When using var externally, an error occurs. Parse error: syntax error, unexpected T_VAR in..., for example, my error message:
Parse error: syntax error, unexpected T_VAR in D:Apache2. 2htdocsshirdrnpagep2pageUtil.inc on line 34
I was testing: When using a self-defined class object as a member of this class inside a class, something went wrong.

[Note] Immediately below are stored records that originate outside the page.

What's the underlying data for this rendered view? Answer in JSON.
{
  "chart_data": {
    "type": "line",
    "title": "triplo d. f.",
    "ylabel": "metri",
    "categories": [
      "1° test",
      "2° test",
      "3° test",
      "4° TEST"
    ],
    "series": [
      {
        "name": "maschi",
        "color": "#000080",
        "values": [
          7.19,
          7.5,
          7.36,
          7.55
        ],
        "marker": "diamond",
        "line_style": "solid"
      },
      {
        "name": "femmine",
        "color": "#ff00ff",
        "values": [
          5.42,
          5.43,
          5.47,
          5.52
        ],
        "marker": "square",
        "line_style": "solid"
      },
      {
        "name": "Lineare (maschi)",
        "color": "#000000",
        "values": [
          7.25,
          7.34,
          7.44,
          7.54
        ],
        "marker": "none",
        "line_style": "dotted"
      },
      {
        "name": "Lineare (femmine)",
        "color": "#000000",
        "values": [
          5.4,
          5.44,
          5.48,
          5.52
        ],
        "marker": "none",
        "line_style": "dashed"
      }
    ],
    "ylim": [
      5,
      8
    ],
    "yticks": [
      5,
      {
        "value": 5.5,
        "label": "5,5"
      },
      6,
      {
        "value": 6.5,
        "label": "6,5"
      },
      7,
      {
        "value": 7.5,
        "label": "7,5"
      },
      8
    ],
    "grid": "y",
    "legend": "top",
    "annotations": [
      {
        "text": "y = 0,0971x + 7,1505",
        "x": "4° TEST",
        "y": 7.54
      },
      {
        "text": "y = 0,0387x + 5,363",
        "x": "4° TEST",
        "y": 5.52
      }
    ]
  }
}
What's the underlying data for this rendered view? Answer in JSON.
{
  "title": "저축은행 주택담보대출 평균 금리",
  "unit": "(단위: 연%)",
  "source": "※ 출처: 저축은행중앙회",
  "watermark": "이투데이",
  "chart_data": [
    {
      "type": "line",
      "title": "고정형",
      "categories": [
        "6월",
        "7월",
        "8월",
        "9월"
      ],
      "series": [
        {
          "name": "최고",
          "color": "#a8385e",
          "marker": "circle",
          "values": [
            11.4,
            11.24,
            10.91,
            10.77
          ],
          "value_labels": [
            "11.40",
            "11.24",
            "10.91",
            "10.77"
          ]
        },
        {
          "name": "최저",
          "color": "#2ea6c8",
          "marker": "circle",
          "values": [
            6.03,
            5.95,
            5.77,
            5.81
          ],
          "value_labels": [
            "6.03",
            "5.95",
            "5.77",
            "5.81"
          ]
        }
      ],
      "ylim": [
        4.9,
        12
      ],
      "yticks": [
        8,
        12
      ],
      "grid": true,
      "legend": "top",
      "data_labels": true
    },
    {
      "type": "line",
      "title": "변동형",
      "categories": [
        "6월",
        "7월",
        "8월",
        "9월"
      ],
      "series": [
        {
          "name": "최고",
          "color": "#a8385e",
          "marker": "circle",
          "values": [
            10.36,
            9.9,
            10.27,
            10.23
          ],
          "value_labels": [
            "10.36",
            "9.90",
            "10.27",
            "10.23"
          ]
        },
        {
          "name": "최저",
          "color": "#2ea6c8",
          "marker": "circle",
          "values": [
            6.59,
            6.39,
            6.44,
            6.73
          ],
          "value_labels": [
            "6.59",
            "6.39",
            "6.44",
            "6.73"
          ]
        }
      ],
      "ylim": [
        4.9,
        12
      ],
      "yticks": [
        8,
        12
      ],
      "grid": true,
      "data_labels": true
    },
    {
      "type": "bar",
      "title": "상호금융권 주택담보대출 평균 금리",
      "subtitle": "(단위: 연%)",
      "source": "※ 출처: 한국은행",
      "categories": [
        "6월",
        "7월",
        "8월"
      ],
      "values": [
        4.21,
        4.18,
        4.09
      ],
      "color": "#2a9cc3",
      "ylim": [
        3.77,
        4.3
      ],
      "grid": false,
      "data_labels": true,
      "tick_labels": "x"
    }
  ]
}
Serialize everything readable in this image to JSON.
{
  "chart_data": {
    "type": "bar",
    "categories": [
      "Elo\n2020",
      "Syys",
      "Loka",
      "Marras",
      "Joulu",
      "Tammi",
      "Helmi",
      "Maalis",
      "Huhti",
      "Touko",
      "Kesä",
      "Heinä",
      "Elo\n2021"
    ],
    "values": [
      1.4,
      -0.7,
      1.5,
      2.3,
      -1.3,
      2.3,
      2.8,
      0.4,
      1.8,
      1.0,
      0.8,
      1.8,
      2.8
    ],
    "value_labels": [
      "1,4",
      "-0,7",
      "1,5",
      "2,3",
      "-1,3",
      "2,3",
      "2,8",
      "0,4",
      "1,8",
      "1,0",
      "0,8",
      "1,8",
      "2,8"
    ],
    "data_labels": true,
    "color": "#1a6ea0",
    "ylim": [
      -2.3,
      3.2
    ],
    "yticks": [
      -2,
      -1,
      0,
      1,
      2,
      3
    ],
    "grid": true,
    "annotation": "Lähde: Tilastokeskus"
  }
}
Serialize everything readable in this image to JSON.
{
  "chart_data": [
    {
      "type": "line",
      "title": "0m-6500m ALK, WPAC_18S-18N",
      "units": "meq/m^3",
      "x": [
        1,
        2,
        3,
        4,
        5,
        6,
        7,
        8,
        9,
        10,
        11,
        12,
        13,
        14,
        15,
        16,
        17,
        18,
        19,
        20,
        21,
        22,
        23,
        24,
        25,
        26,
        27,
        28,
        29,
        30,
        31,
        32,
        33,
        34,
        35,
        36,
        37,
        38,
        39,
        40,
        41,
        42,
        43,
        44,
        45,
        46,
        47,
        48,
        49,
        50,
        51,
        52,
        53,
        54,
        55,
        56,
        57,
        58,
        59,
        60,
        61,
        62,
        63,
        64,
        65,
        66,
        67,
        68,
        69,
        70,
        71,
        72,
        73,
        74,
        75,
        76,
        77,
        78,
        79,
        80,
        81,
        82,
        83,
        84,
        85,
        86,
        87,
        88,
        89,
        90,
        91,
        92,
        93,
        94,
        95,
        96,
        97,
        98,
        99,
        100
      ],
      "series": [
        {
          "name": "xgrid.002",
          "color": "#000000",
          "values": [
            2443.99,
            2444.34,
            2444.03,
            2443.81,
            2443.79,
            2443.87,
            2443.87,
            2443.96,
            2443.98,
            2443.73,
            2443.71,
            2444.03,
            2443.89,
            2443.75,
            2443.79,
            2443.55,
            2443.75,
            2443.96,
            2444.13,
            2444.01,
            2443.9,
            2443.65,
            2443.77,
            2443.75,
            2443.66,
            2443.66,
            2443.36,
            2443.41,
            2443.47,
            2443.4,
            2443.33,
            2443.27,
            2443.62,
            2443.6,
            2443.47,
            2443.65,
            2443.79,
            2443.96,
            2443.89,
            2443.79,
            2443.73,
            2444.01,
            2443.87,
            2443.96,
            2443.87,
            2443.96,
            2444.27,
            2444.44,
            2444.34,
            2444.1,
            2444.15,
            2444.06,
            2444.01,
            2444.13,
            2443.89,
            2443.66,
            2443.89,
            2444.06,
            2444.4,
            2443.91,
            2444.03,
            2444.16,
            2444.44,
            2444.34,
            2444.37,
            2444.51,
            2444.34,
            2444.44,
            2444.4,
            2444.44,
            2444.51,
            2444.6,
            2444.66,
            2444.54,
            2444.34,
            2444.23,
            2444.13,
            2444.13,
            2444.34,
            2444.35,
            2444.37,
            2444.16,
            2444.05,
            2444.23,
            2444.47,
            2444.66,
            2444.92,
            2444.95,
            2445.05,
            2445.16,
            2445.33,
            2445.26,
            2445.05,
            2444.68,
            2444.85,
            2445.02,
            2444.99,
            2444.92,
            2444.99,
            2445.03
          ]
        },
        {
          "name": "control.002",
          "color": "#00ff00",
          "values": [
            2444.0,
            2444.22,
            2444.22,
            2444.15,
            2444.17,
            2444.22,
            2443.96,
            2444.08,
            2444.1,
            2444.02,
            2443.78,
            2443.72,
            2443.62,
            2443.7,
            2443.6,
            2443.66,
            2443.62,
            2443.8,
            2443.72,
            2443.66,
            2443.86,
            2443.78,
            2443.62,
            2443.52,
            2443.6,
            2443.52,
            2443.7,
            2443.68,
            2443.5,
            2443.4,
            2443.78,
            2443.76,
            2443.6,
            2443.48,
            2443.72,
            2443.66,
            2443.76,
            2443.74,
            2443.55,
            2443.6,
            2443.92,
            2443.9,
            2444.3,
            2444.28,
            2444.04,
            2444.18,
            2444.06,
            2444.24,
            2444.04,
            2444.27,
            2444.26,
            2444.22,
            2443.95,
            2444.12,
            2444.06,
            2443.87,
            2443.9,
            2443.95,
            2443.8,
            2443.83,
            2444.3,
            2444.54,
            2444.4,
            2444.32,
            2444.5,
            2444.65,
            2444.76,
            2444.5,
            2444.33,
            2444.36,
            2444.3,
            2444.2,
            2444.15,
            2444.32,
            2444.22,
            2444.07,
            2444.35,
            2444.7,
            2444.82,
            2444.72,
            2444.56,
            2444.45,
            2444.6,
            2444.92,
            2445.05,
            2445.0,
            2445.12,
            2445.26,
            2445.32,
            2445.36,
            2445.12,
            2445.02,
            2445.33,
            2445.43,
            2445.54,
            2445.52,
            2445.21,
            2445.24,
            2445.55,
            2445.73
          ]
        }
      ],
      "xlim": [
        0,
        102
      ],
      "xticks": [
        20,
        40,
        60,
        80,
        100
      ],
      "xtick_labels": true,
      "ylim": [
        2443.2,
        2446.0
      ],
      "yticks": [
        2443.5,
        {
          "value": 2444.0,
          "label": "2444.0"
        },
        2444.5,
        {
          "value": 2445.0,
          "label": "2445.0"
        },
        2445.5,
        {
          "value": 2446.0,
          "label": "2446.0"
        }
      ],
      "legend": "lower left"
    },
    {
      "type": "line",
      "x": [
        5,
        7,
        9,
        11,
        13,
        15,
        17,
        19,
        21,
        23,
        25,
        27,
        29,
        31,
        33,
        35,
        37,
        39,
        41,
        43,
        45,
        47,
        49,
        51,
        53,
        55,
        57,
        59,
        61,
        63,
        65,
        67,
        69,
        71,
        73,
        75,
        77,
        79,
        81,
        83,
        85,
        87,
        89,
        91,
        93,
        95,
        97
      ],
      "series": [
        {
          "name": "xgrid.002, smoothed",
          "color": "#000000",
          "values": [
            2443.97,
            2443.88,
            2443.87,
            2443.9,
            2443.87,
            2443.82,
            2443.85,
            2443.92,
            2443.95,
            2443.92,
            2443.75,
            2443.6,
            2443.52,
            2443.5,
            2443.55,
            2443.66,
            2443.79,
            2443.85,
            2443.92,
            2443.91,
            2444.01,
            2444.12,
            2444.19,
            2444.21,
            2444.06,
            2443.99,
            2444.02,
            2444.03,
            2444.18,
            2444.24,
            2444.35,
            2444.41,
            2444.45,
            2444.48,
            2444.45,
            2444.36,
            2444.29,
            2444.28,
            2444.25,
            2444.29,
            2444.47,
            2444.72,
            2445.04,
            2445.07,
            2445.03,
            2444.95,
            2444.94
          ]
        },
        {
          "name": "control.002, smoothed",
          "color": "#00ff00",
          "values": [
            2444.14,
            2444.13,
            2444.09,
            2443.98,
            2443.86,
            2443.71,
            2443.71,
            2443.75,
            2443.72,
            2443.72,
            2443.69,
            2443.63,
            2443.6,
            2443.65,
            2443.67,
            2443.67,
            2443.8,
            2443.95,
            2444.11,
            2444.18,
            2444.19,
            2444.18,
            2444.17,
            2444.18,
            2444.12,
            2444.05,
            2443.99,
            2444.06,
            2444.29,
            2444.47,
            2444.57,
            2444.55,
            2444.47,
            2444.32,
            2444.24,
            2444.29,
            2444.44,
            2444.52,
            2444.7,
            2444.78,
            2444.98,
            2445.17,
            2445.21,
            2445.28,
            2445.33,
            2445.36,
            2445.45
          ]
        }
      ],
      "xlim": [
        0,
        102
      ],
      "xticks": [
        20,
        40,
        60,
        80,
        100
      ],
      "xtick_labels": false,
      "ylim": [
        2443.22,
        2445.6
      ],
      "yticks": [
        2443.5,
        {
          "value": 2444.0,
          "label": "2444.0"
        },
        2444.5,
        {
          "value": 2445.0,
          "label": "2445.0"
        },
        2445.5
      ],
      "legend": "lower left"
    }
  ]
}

The address.inc code corresponding to the Address class:
The code is as follows:
<?php class Address { var $road; function Address(){} function setRoad($road){ $this->road = $road; } } ?>
Person class and its test code are person .php is as follows:
The code is as follows:
<?php require("address.inc"); class Person { var $name; var $address; function Person(){ } function display(){ echo "Name : ".$this->name."<BR>"; echo "Road : ".$this->address->road."<BR>"; } } var $p = new Person(); $p->address = new Address(); $p->address->setRoad("Chagnchun Road"); $p->name = "Shirdrn"; $p->display(); ?>
The test output is abnormal:
Parse error: syntax error, unexpected T_VAR in D:Apache2.2htdocsshirdrnpagep2pageUtil.inc on line 34
It is because var is used to declare variables in the person.php code. This cannot be done in PHP. Just use the "$" symbol to start. What follows this character is a PHP variable.